Malheureusement, il cassât son moteur et en installât un autre, provenant de Pouancé. Par la suite, il préféra vendre la « Torpédo » pour acheter un « Coupé Docteur », toujours en Citroën B2, qui participera au film « Affaire Seznec » (1993).
En 1992, un amateur de voitures anciennes, habitant proche de Laval, l’achète et parcours les routes de la Mayenne et des départements limitrophes en compagnies des membres du Club des « Amateurs Mayennais de Voiture Anciennes ». Elle enchantera les jeunes mariés, lors de leurs mariages, parcourant les petites routes de Mairie en Clocher.
EN 2018, elle devient notre propriété et profitons de belles balades organisées par le Club des « Amateurs Mayennais de Véhicules Anciennes ». En 2019, elle participe au « Noces 1900 » à Athée et joue dans le rôle de la voiture de « Monsieur le Comte » qui visite ses fermes, avec des rééditions en 2022 et 2023. En 2021, elle entre en décors dans un tournage d’une fiction « Champs de haine » dans le bourg de Chailland.

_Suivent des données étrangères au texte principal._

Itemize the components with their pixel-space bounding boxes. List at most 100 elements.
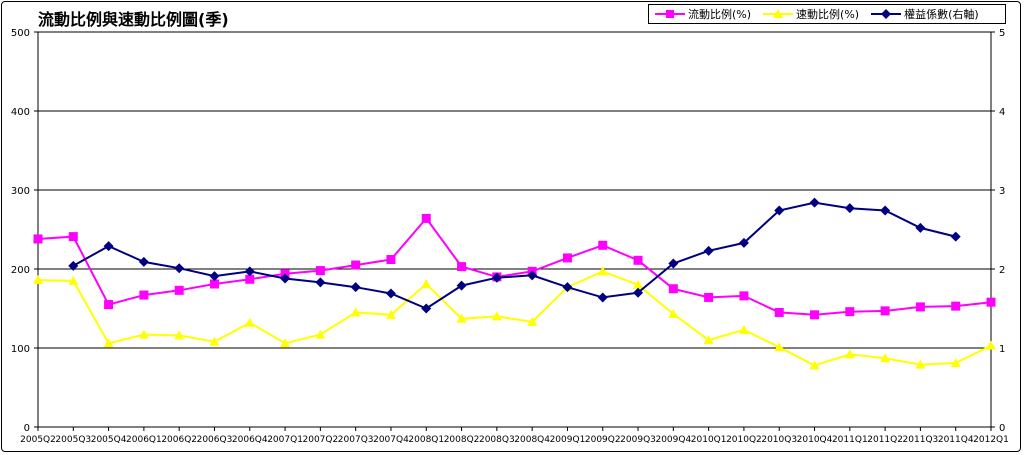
legend-label-current-ratio: 流動比例(%) bbox=[688, 8, 752, 21]
data-point-quick-ratio bbox=[527, 316, 538, 326]
data-point-quick-ratio bbox=[33, 275, 43, 285]
data-point-quick-ratio bbox=[668, 309, 679, 319]
x-axis-tick-label: 2005Q3 bbox=[55, 435, 91, 445]
data-point-quick-ratio bbox=[244, 317, 255, 327]
data-point-current-ratio bbox=[704, 292, 714, 302]
chart-title: 流動比例與速動比例圖(季) bbox=[38, 10, 229, 29]
data-point-equity-multiplier bbox=[68, 260, 79, 271]
data-point-equity-multiplier bbox=[915, 222, 926, 233]
data-point-equity-multiplier bbox=[597, 292, 608, 303]
data-point-current-ratio bbox=[845, 307, 855, 317]
data-point-current-ratio bbox=[880, 306, 890, 316]
x-axis-tick-label: 2011Q1 bbox=[832, 435, 868, 445]
data-point-equity-multiplier bbox=[562, 282, 573, 293]
data-point-equity-multiplier bbox=[809, 197, 820, 208]
data-point-quick-ratio bbox=[385, 309, 396, 319]
data-point-quick-ratio bbox=[597, 266, 608, 276]
data-point-equity-multiplier bbox=[138, 256, 149, 267]
data-point-quick-ratio bbox=[280, 338, 291, 348]
x-axis-tick-label: 2005Q2 bbox=[20, 435, 56, 445]
legend-item-quick-ratio: 速動比例(%) bbox=[763, 6, 859, 22]
legend-swatch-quick-ratio bbox=[763, 9, 794, 18]
data-point-current-ratio bbox=[986, 297, 996, 307]
data-point-equity-multiplier bbox=[456, 280, 467, 291]
data-point-quick-ratio bbox=[456, 313, 467, 323]
data-point-equity-multiplier bbox=[633, 287, 644, 298]
data-point-current-ratio bbox=[139, 290, 149, 300]
x-axis-tick-label: 2009Q3 bbox=[620, 435, 656, 445]
x-axis-tick-label: 2012Q1 bbox=[973, 435, 1009, 445]
data-point-current-ratio bbox=[33, 234, 43, 244]
x-axis-tick-label: 2010Q4 bbox=[797, 435, 833, 445]
data-point-current-ratio bbox=[810, 310, 820, 320]
data-point-quick-ratio bbox=[633, 279, 644, 289]
data-point-equity-multiplier bbox=[350, 282, 361, 293]
right-axis-tick-label: 1 bbox=[999, 344, 1005, 355]
data-point-quick-ratio bbox=[421, 279, 432, 289]
legend-swatch-equity-multiplier bbox=[871, 9, 902, 19]
data-point-quick-ratio bbox=[315, 329, 326, 339]
data-point-quick-ratio bbox=[703, 335, 714, 345]
data-point-equity-multiplier bbox=[244, 266, 255, 277]
data-point-equity-multiplier bbox=[491, 272, 502, 283]
x-axis-tick-label: 2007Q3 bbox=[338, 435, 374, 445]
x-axis-tick-label: 2011Q2 bbox=[867, 435, 903, 445]
data-point-quick-ratio bbox=[491, 311, 502, 321]
data-point-equity-multiplier bbox=[950, 231, 961, 242]
data-point-quick-ratio bbox=[174, 330, 185, 340]
data-point-equity-multiplier bbox=[880, 205, 891, 216]
series-line-equity-multiplier bbox=[72, 201, 956, 310]
legend-label-quick-ratio: 速動比例(%) bbox=[796, 8, 860, 21]
data-point-current-ratio bbox=[598, 240, 608, 250]
data-point-current-ratio bbox=[351, 260, 361, 270]
x-axis-tick-label: 2005Q4 bbox=[91, 435, 127, 445]
data-point-current-ratio bbox=[68, 232, 78, 242]
data-point-current-ratio bbox=[668, 284, 678, 294]
data-point-current-ratio bbox=[915, 302, 925, 312]
x-axis-tick-label: 2009Q2 bbox=[585, 435, 621, 445]
left-axis-tick-label: 200 bbox=[11, 265, 30, 276]
x-axis-tick-label: 2007Q1 bbox=[267, 435, 303, 445]
data-point-equity-multiplier bbox=[280, 273, 291, 284]
series-line-current-ratio bbox=[37, 216, 992, 316]
data-point-quick-ratio bbox=[738, 324, 749, 334]
left-axis-tick-label: 100 bbox=[11, 344, 30, 355]
data-point-current-ratio bbox=[209, 279, 219, 289]
left-axis-tick-label: 400 bbox=[11, 107, 30, 118]
data-point-quick-ratio bbox=[986, 340, 996, 350]
data-point-quick-ratio bbox=[209, 336, 220, 346]
data-point-equity-multiplier bbox=[844, 203, 855, 214]
data-point-equity-multiplier bbox=[738, 237, 749, 248]
left-axis-tick-label: 500 bbox=[11, 28, 30, 39]
data-point-current-ratio bbox=[457, 262, 467, 272]
x-axis-tick-label: 2011Q3 bbox=[903, 435, 939, 445]
data-point-current-ratio bbox=[421, 213, 431, 223]
data-point-quick-ratio bbox=[950, 358, 961, 368]
x-axis-tick-label: 2009Q4 bbox=[655, 435, 691, 445]
data-point-equity-multiplier bbox=[315, 277, 326, 288]
data-point-quick-ratio bbox=[68, 275, 79, 285]
x-axis-tick-label: 2006Q3 bbox=[197, 435, 233, 445]
x-axis-tick-label: 2006Q4 bbox=[232, 435, 268, 445]
data-point-equity-multiplier bbox=[174, 263, 185, 274]
x-axis-tick-label: 2010Q1 bbox=[691, 435, 727, 445]
plot-area bbox=[37, 31, 992, 428]
legend-item-current-ratio: 流動比例(%) bbox=[655, 6, 751, 22]
data-point-quick-ratio bbox=[844, 349, 855, 359]
data-point-current-ratio bbox=[174, 285, 184, 295]
data-point-equity-multiplier bbox=[209, 271, 220, 282]
data-point-quick-ratio bbox=[774, 342, 785, 352]
data-point-quick-ratio bbox=[350, 307, 361, 317]
data-point-equity-multiplier bbox=[103, 241, 114, 252]
data-point-quick-ratio bbox=[809, 360, 820, 370]
x-axis-tick-label: 2010Q2 bbox=[726, 435, 762, 445]
data-point-current-ratio bbox=[245, 274, 255, 284]
right-axis-tick-label: 3 bbox=[999, 186, 1005, 197]
series-line-quick-ratio bbox=[37, 270, 992, 367]
data-point-quick-ratio bbox=[880, 353, 891, 363]
data-point-current-ratio bbox=[951, 301, 961, 311]
data-point-current-ratio bbox=[774, 307, 784, 317]
data-point-current-ratio bbox=[386, 255, 396, 265]
x-axis-tick-label: 2008Q2 bbox=[444, 435, 480, 445]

Description de notre Citroën 10hp type B2, commerciale, de 1925 :
Après la seconde guerre mondiale, le manque d’acier et le besoin croissant de l’automobile, incitent la réparation et la remise en état des anciens véhicules. Des Citroën B2 sont même transformés en tracteur.
La carrosserie de notre B2 présente des variantes par rapport à ses homologues de l’époque. Elle est plus courte de 25cm, les bas de porte sont en arc surbaissé et ses ailes avant, plus larges, son cintrée en doucine. Le tarif Citroën de 1924 apporte l’information que Citroën vendait des chassais nus qui pouvaient être carrossés par des professionnels locaux. Il confirme sa couleur originelle, gris souris. Par la suite, une couleur pourpre pare l’ensemble du véhicule, même les ailes. Enfin, un Bi-Ton, vermillon pour la caisse et noir pour les ailes, l’enveloppe aujourd’hui.
Des traces d’usage nous laissent supposer une utilisation dans le milieu des petites cultures agricoles qui dans le Lot et Garonne sont la vigne et le pruneau d’Agen.
Aujourd’hui, elle nous permet d’acquérir les bases de la mécanique avec une technologie très simple mais ingénieuse.